As iPhone sales have tapered off, Apple has been putting increasing focus on growing its services business.
Why it matters: What started out as cloud storage and extended support contracts, Apples' "services" revenue sector has expanded to include Apple Music and will soon likely expand further to news, video and gaming.
The details: Apple has made an aggressive push into media and entertainment over the past year, which has sparked rumors that it could one day sell a bundled subscription, where consumers could potentially pay one fee for an array of entertainment and media services.
- News: Apple is set to debut a news subscription business at a March 25 media event, even though publishers are balking at the terms Apple is offering, mostly objecting to Apple's reported take of almost half the revenue and limits on their access to customer data.
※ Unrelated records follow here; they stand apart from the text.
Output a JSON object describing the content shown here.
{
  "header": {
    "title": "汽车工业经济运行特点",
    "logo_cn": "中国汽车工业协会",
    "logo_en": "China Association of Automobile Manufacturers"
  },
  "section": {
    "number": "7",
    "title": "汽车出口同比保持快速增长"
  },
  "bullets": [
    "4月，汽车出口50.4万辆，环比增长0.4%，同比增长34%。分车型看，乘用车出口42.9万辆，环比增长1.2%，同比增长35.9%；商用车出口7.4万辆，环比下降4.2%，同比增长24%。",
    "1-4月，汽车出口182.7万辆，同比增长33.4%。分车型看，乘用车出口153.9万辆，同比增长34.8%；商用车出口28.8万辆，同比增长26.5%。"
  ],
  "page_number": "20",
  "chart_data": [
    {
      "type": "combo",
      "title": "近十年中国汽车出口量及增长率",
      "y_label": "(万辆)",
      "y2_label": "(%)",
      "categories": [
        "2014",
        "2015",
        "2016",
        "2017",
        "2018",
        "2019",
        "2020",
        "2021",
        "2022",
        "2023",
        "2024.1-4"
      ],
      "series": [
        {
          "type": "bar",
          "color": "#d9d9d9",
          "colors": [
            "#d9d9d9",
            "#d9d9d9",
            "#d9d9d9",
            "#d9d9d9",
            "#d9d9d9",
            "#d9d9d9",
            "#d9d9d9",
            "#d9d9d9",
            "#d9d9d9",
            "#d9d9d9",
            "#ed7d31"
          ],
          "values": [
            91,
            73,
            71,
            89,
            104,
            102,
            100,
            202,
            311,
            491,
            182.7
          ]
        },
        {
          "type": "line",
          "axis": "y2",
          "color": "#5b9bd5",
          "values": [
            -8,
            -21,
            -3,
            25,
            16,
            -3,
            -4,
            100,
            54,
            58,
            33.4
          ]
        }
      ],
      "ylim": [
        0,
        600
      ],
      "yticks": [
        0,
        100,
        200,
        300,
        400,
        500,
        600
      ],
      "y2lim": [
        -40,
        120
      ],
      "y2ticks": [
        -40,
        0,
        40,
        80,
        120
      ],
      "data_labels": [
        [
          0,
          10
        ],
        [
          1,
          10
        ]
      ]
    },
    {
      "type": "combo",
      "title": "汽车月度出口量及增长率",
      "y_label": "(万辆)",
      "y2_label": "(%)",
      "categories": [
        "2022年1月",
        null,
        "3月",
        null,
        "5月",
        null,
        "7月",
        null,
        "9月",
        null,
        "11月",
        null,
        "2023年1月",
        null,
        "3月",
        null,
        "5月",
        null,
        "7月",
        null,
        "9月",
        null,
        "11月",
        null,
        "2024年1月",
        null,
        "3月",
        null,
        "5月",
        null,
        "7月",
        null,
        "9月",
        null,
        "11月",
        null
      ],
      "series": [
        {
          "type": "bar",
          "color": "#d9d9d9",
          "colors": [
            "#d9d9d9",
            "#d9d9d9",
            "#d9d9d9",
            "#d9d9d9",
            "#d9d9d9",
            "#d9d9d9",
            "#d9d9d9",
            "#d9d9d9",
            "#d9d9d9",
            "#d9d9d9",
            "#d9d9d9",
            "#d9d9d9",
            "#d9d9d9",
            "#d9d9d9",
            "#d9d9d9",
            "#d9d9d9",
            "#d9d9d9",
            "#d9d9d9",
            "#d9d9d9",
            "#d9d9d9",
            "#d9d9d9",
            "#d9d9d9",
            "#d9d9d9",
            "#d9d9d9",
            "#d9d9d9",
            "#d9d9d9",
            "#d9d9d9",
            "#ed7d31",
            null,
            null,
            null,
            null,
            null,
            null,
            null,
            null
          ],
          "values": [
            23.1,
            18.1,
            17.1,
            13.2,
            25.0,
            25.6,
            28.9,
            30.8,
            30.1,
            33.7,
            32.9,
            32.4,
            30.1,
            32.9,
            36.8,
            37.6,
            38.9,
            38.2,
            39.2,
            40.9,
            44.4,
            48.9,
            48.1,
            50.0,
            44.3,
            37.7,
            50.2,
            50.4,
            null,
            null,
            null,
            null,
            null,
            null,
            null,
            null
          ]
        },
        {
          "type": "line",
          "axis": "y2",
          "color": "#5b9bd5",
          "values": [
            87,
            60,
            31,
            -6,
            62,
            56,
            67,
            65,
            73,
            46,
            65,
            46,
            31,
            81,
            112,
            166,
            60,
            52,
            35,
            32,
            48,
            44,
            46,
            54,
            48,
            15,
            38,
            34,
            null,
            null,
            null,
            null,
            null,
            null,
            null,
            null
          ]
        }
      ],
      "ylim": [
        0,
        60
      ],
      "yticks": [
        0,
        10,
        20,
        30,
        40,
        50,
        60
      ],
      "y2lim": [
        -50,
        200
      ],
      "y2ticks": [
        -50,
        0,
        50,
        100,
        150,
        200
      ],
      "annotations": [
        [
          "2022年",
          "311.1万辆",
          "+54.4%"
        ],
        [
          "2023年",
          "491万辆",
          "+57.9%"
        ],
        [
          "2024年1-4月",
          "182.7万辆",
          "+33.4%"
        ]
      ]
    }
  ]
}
- Video: The company is also looking to debut a new video streaming product in April, CNBC reports. The service will include free original content for Apple device owners and a the ability subscribe to other video services.
- Gaming: Apple is planning a subscription service for games, Cheddar reported last month. The service would act like a Netflix for gaming, giving users access to many different games under one subscription payment.
- Music: In a push to gain more subscribers, Apple Music sent notices to subscribers last week that they can now give a month's worth of free access to a friend with their referral. The week before it offered lapsed users three months of free access for resubscribing.
The big picture: Apple has pledged that, by 2020, its services business will be double what it was in 2017. However, hardware in general — and the iPhone in particular— still dominate companywide revenue.
What's next: The Wall Street journal reports that the tech giant is "shaking up leadership and reordering priorities across its services, artificial intelligence, hardware and retail divisions as it works to reduce the company’s reliance on iPhone sales."